Optus suggests the upgrade led to the bad route information being propagated - why, it is unclear - but now says this “was not the cause of the incident" in Australia.
Instead, it puts the blame on the edge router “safety” defaults. It does not say why the default settings were used, to what extent it had the ability to tweak the settings, or how long the routers had operated with these defaults in place.
Optus said a team of 150 engineers and technicians were directly involved in the investigation and restoration, supported by another 250 staff and five vendors.
Six theories
For the first six hours or so, the engineers pursued six different possible explanations for the large-scale outage.
These included whether works overnight by Optus itself were the cause; it rolled back those changes but found no resolution.
Other options simultaneously explored included whether it was a DDoS attack, a network authentication issue, or problems with other vendors such as its content delivery network provider.
One explanation, however, became the “leading hypothesis for network restoration”: equipment logs and alerts that “showed multiple Border Gateway Protocol (BGP) IPv6 prefixes exceeding threshold alerts.”
“We identified that resetting routing connectivity addressed the loss of network services. This occurred at 10:21am,” Optus said.
Engineers then set about “resetting and clearing routing connectivity on network elements which had disconnected themselves from the network, physically rebooting and reconnecting some network elements to restore connectivity, [and] “carefully and methodically re-introducing traffic onto the mobile data and voice core to avoid a signalling surge on the network,” it said.
Engineers performed unspecified “resiliency” works on the network between resolution on November 8 and the following Monday, November 13.
Optus foreshadowed more work to come.
“We are committed to learning from this event and continue to invest heavily, working with our international vendors and partners, to increase the resilience of our network,” it said.
“We will also support and will fully cooperate with the reviews being undertaken by the government and the senate.”
Defends customer comms
Optus used other parts of its submission to defend its customer communications on the outage day.
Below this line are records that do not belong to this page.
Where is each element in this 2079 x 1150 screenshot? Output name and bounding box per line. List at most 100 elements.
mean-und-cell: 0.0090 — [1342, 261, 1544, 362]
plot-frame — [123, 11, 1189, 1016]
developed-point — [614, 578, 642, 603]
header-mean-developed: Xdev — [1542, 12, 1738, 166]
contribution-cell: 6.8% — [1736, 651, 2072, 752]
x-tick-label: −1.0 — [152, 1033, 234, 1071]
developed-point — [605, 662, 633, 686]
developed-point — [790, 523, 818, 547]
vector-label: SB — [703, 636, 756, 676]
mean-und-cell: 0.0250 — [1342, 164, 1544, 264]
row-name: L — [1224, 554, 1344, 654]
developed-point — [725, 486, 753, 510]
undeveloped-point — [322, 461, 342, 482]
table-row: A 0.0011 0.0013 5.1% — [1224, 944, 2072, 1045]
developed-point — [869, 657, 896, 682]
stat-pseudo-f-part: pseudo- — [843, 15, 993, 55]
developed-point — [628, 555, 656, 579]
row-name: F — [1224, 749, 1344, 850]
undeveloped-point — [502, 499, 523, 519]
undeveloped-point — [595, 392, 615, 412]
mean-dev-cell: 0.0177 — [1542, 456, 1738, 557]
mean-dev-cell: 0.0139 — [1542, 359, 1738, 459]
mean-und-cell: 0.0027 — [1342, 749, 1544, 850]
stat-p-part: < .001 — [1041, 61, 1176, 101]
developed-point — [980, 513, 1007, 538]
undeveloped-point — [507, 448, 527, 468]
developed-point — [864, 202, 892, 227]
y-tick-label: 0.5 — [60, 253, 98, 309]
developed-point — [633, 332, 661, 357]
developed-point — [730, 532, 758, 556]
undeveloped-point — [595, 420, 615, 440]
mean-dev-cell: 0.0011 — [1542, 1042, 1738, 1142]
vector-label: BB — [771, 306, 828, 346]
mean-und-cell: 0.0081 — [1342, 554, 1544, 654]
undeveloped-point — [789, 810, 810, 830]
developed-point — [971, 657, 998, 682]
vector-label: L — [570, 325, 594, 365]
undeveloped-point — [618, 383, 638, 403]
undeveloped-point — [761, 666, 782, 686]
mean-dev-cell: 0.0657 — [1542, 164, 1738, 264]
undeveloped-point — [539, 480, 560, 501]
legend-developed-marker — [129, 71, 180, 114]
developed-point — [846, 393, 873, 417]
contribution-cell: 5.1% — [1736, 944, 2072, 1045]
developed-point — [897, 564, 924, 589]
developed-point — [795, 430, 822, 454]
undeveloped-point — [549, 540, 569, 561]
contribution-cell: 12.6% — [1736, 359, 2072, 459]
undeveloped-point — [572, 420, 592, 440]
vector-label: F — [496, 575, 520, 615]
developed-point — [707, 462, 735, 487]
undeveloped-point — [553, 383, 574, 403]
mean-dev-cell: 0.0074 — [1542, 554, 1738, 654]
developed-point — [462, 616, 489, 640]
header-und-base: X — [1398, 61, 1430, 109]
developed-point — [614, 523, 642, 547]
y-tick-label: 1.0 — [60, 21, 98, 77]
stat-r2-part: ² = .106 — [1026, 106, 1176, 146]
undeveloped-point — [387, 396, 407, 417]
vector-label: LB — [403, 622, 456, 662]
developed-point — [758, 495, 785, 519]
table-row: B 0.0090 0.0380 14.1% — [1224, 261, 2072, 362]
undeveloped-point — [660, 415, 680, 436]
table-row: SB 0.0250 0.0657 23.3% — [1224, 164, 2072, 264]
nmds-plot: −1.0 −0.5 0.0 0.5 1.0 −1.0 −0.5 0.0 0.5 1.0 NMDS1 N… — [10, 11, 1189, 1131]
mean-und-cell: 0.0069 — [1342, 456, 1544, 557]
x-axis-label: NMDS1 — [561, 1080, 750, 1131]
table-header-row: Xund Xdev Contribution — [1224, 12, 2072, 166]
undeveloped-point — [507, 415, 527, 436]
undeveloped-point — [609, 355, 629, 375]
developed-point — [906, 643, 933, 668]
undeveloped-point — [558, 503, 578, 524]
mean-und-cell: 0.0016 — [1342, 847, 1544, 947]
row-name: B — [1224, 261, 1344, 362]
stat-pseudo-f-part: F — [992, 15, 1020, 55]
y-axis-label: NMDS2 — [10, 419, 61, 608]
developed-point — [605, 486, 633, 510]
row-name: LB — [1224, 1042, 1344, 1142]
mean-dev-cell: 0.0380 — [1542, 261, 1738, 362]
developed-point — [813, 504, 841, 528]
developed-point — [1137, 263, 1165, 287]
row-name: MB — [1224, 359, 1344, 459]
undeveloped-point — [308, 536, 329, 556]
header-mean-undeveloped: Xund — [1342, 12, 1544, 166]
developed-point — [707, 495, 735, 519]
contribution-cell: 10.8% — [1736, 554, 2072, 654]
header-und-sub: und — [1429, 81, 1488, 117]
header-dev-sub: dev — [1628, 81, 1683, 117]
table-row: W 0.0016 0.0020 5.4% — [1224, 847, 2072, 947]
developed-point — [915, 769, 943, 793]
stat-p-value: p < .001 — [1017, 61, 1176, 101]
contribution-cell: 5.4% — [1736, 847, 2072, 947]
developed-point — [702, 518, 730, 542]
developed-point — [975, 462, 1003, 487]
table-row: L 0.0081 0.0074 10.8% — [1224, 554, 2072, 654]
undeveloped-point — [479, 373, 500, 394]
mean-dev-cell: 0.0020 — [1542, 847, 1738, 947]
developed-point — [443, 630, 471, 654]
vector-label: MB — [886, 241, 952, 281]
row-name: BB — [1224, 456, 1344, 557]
Its position is that as consumer and some enterprise services were out, media - traditional and social - was considered the best way to get the word out.
That is likely to be challenged in the senate inquiry.
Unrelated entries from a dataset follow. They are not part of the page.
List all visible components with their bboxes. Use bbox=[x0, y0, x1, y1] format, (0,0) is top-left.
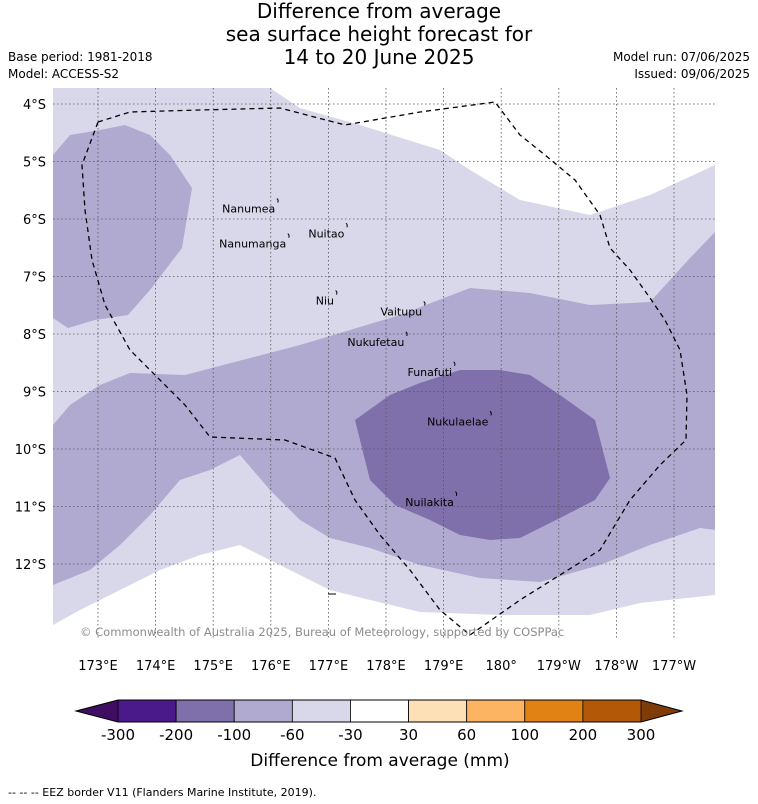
colorbar-title: Difference from average (mm) bbox=[250, 751, 509, 771]
colorbar-segment bbox=[291, 699, 351, 723]
latitude-labels: 4°S 5°S 6°S 7°S 8°S 9°S 10°S 11°S 12°S bbox=[15, 98, 46, 573]
longitude-labels: 173°E 174°E 175°E 176°E 177°E 178°E 179°E 180° 1… bbox=[78, 659, 696, 674]
issued-date: Issued: 09/06/2025 bbox=[634, 67, 750, 81]
colorbar-segment bbox=[408, 699, 468, 723]
colorbar-extend-low bbox=[76, 700, 118, 722]
colorbar-tick-label: 200 bbox=[569, 726, 598, 744]
colorbar-segment bbox=[350, 699, 409, 723]
meta-right: Model run: 07/06/2025 Issued: 09/06/2025 bbox=[613, 49, 750, 83]
colorbar-tick-label: 300 bbox=[627, 726, 656, 744]
lon-label: 179°E bbox=[424, 659, 464, 674]
anomaly-core-neg100-neg200 bbox=[355, 370, 610, 540]
island-label: Nanumanga bbox=[219, 238, 286, 251]
colorbar-tick-label: 60 bbox=[457, 726, 476, 744]
colorbar-segment bbox=[233, 699, 293, 723]
title-line-2: sea surface height forecast for bbox=[225, 22, 533, 46]
lat-label: 12°S bbox=[15, 558, 46, 573]
colorbar-tick-label: 100 bbox=[510, 726, 539, 744]
island-label: Nanumea bbox=[222, 203, 275, 216]
island-marker bbox=[335, 290, 338, 295]
island-label: Niu bbox=[316, 295, 334, 308]
island-marker bbox=[287, 233, 290, 238]
lon-label: 177°E bbox=[309, 659, 349, 674]
lat-label: 11°S bbox=[15, 501, 46, 516]
colorbar-segments bbox=[117, 699, 642, 723]
lon-label: 180° bbox=[486, 659, 517, 674]
model-name: Model: ACCESS-S2 bbox=[8, 67, 120, 81]
sea-level-map: Nanumea Nuitao Nanumanga Niu Vaitupu Nukufeta… bbox=[15, 88, 715, 771]
lat-label: 9°S bbox=[23, 386, 46, 401]
island-label: Nukufetau bbox=[347, 336, 404, 349]
colorbar-tick-label: -100 bbox=[217, 726, 251, 744]
lat-label: 4°S bbox=[23, 98, 46, 113]
colorbar-segment bbox=[582, 699, 642, 723]
lon-label: 179°W bbox=[537, 659, 581, 674]
eez-footnote: -- -- -- EEZ border V11 (Flanders Marine… bbox=[8, 786, 317, 799]
colorbar-segment bbox=[466, 699, 526, 723]
island-marker bbox=[453, 361, 456, 367]
graticule bbox=[53, 88, 715, 640]
island-marker bbox=[455, 491, 458, 497]
colorbar-outline bbox=[74, 699, 684, 723]
lon-label: 175°E bbox=[193, 659, 233, 674]
lon-label: 176°E bbox=[251, 659, 291, 674]
map-title: Difference from average sea surface heig… bbox=[0, 0, 758, 69]
colorbar-segment bbox=[117, 699, 177, 723]
lon-label: 174°E bbox=[136, 659, 176, 674]
meta-left: Base period: 1981-2018 Model: ACCESS-S2 bbox=[8, 49, 153, 83]
island-label: Nuilakita bbox=[405, 496, 454, 509]
lat-label: 7°S bbox=[23, 271, 46, 286]
model-run: Model run: 07/06/2025 bbox=[612, 50, 750, 64]
base-period: Base period: 1981-2018 bbox=[8, 50, 153, 64]
title-line-1: Difference from average bbox=[256, 0, 502, 23]
lat-label: 10°S bbox=[15, 443, 46, 458]
island-label: Nukulaelae bbox=[427, 415, 489, 428]
island-marker bbox=[345, 222, 348, 228]
colorbar-tick-label: -60 bbox=[280, 726, 305, 744]
colorbar-tick-label: -300 bbox=[101, 726, 135, 744]
colorbar-tick-label: 30 bbox=[399, 726, 418, 744]
anomaly-band-neg60-neg100-northwest bbox=[53, 125, 192, 328]
island-marker bbox=[405, 331, 408, 337]
lon-label: 177°W bbox=[652, 659, 696, 674]
island-label: Funafuti bbox=[407, 366, 452, 379]
island-marker bbox=[423, 301, 426, 306]
lat-label: 8°S bbox=[23, 328, 46, 343]
colorbar-segment bbox=[175, 699, 235, 723]
colorbar-tick-label: -30 bbox=[338, 726, 363, 744]
lat-label: 5°S bbox=[23, 156, 46, 171]
island-label: Vaitupu bbox=[380, 306, 422, 319]
lon-label: 173°E bbox=[78, 659, 118, 674]
title-line-3: 14 to 20 June 2025 bbox=[283, 45, 475, 69]
colorbar-extend-high bbox=[641, 700, 682, 722]
copyright-notice: © Commonwealth of Australia 2025, Bureau… bbox=[80, 625, 564, 639]
colorbar-segment bbox=[524, 699, 584, 723]
colorbar-tick-label: -200 bbox=[159, 726, 193, 744]
lon-label: 178°W bbox=[594, 659, 638, 674]
island-marker bbox=[489, 410, 492, 416]
colorbar: -300 -200 -100 -60 -30 30 60 100 200 300 Differen… bbox=[74, 699, 684, 771]
island-label: Nuitao bbox=[308, 227, 344, 240]
island-markers: Nanumea Nuitao Nanumanga Niu Vaitupu Nukufeta… bbox=[219, 198, 492, 509]
lat-label: 6°S bbox=[23, 213, 46, 228]
lon-label: 178°E bbox=[366, 659, 406, 674]
colorbar-tick-labels: -300 -200 -100 -60 -30 30 60 100 200 300 bbox=[101, 726, 655, 744]
island-marker bbox=[276, 198, 279, 203]
eez-border bbox=[81, 101, 688, 636]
The other issue the senate is likely to raise is financial compensation for customers.
So far, Optus has offered users extra data quota, which has been criticised in some circles.
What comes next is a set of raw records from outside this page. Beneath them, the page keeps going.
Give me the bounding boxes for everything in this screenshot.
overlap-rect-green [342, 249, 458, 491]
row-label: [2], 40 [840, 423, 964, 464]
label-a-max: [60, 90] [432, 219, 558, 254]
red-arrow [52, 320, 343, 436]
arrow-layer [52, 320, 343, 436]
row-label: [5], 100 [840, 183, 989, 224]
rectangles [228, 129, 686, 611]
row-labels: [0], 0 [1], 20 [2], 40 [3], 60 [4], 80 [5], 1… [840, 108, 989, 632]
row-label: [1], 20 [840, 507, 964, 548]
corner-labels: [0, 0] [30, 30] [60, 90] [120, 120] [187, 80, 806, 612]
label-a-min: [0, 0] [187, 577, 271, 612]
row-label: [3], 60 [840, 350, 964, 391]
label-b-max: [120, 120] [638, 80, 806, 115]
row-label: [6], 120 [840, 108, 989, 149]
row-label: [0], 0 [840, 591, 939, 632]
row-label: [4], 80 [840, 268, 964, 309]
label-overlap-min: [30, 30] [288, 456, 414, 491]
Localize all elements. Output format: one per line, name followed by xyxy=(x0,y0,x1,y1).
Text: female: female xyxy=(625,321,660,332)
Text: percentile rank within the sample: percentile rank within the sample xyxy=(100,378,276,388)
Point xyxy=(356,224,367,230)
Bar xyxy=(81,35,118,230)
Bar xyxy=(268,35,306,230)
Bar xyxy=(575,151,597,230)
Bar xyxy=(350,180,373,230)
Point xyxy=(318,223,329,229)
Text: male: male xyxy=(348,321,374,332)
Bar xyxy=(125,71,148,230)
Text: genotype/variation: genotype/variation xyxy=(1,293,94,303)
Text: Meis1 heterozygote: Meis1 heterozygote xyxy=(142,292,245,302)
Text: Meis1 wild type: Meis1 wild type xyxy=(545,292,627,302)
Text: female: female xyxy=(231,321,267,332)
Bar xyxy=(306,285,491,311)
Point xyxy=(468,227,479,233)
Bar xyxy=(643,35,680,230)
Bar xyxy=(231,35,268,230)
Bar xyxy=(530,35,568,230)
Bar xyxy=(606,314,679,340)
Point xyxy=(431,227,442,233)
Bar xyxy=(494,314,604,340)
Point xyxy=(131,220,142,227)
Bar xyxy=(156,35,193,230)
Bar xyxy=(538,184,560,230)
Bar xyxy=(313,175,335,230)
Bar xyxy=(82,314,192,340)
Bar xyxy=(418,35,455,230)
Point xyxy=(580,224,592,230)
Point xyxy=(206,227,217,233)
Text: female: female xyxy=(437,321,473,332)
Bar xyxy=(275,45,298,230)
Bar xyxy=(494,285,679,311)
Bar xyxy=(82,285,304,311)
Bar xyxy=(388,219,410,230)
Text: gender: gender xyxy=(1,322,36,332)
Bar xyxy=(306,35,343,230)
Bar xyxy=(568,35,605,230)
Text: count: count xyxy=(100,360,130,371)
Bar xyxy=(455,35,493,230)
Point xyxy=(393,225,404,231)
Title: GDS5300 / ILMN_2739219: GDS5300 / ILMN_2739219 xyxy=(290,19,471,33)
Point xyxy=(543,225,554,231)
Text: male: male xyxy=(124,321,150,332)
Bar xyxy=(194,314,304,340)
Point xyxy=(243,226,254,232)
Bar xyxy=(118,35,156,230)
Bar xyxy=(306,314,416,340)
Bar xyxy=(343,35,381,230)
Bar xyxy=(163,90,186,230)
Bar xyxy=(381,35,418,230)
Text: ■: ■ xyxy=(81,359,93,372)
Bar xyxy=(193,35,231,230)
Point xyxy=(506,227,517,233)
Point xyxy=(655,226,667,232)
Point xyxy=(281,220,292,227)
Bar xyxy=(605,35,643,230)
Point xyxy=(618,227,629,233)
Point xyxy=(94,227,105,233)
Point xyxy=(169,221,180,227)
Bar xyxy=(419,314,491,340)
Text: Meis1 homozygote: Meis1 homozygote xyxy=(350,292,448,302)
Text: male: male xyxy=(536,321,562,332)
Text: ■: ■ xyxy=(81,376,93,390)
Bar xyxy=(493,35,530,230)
While there is an argument that businesses, in particular, lost money while the network was down, there is a counterargument that businesses should have their own backup connectivity in the event their primary service is down.
To what extent the senate can resolve that is unclear.
Financial compensation unprecedented
Optus, however, in its submission argues that making a telco pay financial compensation for “consequential losses” isn’t a precedent that should be set.
“There is no precedent for compensation being paid by telecommunications providers to all business customers who suffer a loss of business as a result of an outage of the kind that occurred on November 8, either here or overseas,” Optus said.
“We understand that this would create a new precedent that would extend far beyond Optus and apply to all other telecommunications providers, as well as other providers of essential services, critical infrastructure and public services.
“This makes it a much broader policy question for government that would have far reaching implications across many sectors of the economy and the cost of these services for Australian consumers.”
Optus said that it isn’t the first to suffer a sizeable outage in Australia, nor would the November 8 outage be the last incident of its type.
“It is an unfortunate reality in our reliant digital age that no communications network can completely protect against, nor prevent, these types of occurrences from ever happening – despite the investments made or resiliency efforts undertaken,” it said.
“Reflecting this, communications services are not provided with a guarantee of continuous service.
“Given continuity of service is not guaranteed, consumers are not given an automatic right of compensation whenever an outage occurs.”